BANGKOK (Reuters) – Thailand’s interest rate board stuck to its pledge that monetary tightening would be gradual and measured, but noted that if the outlook for growth and inflation changes, the There will be adjustments from the assessment, the minutes of Wednesday’s meeting showed.

The minutes said monetary policy would face greater challenges in the period ahead, given the trade-off between addressing inflation amid rising demand-side inflationary pressures amid an improving economic outlook and support In the recovery scenario, some businesses and households remain vulnerable.

In January 02, the Monetary Policy Committee of the Bank of Thailand (BOT) voted unanimously to raise the one-day repo rate by 25 basis points to 1.50% in an attempt to bring inflation back within the target range.

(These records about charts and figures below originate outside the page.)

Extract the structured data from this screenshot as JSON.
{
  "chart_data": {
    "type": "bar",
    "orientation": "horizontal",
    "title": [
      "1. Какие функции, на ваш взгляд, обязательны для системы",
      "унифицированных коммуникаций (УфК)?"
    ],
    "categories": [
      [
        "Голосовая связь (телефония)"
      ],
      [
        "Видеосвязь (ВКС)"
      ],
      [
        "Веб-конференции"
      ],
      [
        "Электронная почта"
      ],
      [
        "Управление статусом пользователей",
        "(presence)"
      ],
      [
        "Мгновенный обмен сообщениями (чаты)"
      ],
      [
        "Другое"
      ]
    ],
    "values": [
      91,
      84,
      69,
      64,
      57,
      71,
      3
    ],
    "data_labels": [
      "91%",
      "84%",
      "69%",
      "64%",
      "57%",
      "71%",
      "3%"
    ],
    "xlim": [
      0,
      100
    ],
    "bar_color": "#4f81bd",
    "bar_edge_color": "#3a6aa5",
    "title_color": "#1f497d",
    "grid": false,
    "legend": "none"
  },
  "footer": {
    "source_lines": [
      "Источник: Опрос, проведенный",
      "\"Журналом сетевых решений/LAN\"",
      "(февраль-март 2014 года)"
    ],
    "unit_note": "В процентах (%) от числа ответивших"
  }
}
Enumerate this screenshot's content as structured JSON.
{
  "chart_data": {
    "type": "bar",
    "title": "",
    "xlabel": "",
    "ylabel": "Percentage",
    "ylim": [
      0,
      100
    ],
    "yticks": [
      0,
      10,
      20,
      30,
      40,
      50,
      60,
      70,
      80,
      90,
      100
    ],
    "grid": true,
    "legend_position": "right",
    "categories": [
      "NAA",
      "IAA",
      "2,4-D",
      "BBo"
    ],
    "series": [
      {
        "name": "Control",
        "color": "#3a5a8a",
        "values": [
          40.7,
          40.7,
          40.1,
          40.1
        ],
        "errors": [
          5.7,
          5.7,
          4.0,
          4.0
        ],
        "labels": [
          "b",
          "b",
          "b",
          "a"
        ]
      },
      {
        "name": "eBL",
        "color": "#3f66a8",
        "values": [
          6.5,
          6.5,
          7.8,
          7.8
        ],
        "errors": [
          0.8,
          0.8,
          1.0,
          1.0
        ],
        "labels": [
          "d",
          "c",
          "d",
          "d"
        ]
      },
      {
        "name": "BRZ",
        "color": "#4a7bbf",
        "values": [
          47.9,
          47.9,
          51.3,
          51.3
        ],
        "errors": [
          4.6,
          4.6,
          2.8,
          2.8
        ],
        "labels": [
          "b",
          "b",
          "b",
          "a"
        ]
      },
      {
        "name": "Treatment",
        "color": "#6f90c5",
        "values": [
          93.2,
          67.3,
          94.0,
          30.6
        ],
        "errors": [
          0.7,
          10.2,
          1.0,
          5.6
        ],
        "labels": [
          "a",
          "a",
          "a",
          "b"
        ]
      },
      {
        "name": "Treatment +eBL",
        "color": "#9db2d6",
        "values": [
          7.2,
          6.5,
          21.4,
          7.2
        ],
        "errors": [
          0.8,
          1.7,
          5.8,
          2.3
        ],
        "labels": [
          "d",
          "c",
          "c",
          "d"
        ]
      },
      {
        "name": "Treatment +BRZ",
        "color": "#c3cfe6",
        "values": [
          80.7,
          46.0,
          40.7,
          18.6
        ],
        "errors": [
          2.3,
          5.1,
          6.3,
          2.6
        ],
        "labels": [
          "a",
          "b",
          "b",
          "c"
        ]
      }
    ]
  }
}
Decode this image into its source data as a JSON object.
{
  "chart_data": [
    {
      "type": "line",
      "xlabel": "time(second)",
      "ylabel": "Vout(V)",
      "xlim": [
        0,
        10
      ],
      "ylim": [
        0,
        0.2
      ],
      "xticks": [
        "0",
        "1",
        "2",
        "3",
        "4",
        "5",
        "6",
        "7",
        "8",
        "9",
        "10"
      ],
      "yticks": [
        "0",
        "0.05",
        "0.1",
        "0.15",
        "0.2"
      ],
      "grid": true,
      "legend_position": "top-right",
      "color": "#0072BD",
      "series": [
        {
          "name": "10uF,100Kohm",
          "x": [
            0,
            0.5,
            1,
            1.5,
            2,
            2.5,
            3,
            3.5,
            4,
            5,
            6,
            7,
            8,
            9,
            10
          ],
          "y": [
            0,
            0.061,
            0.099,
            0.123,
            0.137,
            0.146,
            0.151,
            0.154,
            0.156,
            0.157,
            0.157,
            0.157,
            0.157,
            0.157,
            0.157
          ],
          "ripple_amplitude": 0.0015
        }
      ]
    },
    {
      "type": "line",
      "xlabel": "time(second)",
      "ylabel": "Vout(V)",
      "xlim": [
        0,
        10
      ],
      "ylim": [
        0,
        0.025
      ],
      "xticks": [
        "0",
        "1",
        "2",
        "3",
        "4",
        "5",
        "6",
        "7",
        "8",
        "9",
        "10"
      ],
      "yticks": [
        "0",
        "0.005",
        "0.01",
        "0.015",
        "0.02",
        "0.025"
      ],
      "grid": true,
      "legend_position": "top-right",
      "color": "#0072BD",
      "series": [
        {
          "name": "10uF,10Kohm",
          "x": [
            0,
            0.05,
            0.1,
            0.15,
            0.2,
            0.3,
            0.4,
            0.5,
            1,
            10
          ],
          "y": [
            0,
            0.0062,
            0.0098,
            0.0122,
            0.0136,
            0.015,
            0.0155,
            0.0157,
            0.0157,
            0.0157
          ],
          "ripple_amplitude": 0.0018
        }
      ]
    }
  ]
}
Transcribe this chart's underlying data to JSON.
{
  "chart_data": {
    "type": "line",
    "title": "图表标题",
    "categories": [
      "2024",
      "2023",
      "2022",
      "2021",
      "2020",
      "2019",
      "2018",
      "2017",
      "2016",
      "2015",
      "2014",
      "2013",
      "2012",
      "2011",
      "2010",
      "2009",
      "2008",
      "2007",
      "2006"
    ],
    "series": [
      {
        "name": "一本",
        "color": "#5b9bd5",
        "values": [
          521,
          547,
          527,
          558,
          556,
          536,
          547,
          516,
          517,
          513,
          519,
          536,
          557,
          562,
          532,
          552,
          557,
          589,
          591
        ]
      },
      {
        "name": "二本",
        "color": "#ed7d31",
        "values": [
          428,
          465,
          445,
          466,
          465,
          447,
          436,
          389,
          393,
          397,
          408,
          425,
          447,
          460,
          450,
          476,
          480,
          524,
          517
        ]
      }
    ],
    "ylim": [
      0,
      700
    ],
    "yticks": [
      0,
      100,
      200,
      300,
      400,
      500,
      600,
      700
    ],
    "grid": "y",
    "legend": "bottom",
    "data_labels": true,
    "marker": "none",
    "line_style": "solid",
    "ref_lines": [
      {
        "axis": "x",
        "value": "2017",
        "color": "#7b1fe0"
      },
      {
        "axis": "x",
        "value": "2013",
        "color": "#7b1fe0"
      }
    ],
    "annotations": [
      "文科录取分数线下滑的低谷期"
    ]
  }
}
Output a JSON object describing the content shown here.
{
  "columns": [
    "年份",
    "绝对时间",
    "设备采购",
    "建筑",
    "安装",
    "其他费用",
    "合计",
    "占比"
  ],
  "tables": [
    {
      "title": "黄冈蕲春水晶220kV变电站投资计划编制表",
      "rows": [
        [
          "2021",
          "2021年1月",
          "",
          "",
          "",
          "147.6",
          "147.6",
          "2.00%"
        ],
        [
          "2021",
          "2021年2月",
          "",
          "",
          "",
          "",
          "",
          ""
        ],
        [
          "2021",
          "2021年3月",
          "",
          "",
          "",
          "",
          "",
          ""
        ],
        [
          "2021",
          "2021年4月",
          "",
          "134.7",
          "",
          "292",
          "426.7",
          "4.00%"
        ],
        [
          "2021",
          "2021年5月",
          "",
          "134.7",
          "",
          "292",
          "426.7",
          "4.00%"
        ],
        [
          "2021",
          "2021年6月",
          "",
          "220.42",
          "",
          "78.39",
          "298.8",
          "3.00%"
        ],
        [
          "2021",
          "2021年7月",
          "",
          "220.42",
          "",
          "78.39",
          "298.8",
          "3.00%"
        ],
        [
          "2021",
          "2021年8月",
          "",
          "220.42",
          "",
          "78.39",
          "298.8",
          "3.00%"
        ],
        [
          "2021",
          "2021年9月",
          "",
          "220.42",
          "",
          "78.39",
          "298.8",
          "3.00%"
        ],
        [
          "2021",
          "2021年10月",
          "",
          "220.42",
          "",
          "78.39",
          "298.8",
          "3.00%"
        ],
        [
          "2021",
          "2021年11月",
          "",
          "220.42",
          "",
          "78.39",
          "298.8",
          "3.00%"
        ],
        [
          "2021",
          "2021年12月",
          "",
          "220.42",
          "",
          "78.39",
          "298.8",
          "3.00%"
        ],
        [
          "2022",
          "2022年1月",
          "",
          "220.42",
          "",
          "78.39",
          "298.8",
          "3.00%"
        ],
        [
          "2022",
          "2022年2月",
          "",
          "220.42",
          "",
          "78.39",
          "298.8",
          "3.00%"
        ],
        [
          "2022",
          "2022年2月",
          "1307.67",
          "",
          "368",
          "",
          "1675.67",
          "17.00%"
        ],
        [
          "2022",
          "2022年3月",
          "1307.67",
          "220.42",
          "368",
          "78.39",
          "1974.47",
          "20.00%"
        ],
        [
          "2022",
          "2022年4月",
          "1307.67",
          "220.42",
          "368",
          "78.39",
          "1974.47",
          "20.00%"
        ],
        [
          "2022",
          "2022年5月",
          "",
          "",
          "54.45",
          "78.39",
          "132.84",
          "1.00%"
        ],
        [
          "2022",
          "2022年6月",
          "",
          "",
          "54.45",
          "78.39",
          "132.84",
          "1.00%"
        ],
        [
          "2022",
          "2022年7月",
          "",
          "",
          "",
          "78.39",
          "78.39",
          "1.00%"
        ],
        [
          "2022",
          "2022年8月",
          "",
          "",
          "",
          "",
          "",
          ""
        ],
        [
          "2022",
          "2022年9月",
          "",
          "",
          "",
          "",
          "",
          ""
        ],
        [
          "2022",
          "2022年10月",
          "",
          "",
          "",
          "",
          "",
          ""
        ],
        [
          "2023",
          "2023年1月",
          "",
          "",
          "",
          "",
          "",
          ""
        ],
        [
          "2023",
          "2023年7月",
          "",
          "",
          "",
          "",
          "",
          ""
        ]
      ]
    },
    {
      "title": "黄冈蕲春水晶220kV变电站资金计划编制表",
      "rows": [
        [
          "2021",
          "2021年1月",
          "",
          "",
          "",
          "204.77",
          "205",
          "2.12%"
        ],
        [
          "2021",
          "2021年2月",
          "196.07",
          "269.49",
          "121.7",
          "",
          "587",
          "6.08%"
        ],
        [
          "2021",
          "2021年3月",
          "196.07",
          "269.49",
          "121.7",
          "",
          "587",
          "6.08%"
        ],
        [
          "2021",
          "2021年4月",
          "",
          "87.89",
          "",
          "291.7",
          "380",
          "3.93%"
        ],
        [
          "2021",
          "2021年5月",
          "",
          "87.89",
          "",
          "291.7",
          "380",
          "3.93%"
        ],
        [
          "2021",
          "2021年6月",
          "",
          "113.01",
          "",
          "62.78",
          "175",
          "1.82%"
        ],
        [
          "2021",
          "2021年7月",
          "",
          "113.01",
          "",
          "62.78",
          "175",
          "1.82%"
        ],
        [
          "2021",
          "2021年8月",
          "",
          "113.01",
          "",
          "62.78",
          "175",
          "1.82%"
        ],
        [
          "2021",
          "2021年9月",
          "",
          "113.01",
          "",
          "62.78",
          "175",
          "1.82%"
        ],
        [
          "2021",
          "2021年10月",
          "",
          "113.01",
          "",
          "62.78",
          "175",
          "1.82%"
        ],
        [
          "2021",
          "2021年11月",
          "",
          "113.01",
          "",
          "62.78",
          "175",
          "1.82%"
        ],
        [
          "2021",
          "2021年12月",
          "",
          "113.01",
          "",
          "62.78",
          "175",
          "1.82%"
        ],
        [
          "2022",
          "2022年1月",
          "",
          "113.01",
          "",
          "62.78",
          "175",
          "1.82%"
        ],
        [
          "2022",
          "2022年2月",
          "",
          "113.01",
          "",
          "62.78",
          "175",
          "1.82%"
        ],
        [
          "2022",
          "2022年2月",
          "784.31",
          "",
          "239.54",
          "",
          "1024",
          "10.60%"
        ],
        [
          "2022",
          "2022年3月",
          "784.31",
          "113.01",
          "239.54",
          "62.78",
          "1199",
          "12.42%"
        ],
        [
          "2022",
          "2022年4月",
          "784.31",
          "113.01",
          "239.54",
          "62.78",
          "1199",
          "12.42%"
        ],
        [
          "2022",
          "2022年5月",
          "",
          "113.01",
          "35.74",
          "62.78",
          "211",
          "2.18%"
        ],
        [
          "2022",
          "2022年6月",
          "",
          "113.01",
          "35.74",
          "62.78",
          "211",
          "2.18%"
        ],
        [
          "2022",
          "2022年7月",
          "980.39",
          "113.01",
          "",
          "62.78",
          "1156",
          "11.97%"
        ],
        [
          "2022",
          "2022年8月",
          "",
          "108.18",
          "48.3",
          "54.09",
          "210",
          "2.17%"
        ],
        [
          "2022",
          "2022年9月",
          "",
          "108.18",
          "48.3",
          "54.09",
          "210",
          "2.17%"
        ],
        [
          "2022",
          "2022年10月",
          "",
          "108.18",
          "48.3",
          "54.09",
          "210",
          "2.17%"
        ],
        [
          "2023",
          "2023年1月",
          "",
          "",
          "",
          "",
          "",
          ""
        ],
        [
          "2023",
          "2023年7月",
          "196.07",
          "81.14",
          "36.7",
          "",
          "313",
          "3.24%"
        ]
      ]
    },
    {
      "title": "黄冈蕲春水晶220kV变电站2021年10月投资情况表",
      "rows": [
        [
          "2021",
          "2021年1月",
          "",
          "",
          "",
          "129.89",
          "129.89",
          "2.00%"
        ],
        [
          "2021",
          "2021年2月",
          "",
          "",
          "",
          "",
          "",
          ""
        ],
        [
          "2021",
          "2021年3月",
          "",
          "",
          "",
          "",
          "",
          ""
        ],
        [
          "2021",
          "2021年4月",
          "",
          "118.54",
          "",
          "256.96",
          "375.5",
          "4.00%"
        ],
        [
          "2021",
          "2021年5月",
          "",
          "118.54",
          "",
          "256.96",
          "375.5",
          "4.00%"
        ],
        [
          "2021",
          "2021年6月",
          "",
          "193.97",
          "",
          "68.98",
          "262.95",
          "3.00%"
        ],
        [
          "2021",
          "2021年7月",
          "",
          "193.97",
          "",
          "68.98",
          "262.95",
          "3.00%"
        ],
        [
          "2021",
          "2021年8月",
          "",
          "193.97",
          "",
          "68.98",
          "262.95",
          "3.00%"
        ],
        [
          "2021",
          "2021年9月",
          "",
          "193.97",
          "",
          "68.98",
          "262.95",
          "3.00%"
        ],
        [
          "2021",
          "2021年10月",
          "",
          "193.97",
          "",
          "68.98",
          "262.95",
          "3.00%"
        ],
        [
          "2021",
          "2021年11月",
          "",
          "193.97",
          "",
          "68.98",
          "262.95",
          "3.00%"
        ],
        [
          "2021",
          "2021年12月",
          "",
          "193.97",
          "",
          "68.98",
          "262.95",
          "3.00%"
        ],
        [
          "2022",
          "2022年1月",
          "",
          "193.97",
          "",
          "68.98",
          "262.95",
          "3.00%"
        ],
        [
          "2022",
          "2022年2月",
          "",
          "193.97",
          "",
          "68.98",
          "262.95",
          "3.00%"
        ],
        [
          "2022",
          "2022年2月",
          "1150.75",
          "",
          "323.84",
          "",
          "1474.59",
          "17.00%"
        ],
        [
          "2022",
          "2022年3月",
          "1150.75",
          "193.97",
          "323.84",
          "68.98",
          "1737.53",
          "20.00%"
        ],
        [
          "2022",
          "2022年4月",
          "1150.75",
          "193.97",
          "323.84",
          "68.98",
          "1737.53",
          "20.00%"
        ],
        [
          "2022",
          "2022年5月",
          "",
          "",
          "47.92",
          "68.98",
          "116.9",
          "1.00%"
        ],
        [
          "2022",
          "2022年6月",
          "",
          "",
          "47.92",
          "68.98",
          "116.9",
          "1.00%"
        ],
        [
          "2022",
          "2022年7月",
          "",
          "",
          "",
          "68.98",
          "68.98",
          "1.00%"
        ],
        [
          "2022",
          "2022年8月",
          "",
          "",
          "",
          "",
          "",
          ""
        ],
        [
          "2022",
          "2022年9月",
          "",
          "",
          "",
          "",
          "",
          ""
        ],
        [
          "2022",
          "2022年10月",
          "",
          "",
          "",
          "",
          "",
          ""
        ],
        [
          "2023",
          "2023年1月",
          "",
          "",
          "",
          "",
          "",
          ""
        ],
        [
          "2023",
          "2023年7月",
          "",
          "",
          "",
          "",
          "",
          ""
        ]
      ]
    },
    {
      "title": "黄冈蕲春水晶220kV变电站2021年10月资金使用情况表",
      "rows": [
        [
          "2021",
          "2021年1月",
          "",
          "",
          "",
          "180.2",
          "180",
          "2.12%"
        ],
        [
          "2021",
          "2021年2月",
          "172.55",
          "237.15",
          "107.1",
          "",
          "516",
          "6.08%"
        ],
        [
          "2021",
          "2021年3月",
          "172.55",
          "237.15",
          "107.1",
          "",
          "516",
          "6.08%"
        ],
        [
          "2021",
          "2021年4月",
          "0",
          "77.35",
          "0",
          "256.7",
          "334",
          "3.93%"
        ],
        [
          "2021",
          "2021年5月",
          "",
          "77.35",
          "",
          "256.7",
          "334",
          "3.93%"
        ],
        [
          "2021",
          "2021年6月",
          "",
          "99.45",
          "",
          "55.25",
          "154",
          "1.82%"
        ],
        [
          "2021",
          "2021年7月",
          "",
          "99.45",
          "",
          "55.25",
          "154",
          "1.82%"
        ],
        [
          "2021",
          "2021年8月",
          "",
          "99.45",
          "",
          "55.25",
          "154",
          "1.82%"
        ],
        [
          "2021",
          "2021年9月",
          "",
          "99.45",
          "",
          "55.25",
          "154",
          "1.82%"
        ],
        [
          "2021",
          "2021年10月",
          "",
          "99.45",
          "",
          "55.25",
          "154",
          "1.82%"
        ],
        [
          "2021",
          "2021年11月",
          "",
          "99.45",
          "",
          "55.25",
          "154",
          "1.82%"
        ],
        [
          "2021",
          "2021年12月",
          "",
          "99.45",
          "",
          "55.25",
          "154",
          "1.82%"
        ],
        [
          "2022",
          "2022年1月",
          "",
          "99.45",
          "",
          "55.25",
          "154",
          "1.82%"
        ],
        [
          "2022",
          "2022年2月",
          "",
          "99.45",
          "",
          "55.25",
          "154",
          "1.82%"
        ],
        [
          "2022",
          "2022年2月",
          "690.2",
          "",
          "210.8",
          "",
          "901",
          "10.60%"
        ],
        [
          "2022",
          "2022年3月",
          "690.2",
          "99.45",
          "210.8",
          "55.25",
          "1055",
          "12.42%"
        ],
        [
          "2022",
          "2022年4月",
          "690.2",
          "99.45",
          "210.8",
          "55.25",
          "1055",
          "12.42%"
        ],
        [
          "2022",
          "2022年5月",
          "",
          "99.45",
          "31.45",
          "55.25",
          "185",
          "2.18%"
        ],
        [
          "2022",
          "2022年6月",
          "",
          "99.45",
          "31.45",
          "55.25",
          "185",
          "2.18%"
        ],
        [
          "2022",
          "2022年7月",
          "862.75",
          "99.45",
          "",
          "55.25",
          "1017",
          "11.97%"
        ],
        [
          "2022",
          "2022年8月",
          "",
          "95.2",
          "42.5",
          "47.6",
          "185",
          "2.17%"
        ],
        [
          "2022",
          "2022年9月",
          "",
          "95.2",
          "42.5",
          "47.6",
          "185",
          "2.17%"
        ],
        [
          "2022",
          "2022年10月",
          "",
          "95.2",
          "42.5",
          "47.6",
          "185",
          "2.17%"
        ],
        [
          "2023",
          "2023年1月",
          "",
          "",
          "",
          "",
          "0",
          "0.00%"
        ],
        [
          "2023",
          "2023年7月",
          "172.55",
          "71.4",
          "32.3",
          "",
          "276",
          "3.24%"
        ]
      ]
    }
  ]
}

It will review policy and update economic forecasts in March29, when most economists predict further rate hikes.

BOT’s current forecast is for economic growth of 3.7% this year. Last week, Deputy Prime Minister Supattanapong Punmeechaow predicted growth could reach 4 percent this year, driven by a tourism boom.

The minutes noted that the committee believed the economy would continue to expand, with tourism and private consumption gaining traction due to the return of Chinese tourists.

The minutes of the inflation risk meeting said that since then, while headline inflation has continued to decline, “core inflation is likely to remain elevated for longer than expected and thus needs to be closely monitored “.

Headline inflation fell to a nine-month low of 5.02% in January, but still Well above the BOT’s target range of 1-3%.

The baht rose against the dollar on expectations that mild U.S. austerity and China’s reopening would benefit Thailand’s tourism industry, the minutes said, adding that the committee would closely monitor the foreign exchange market’s fluctuation.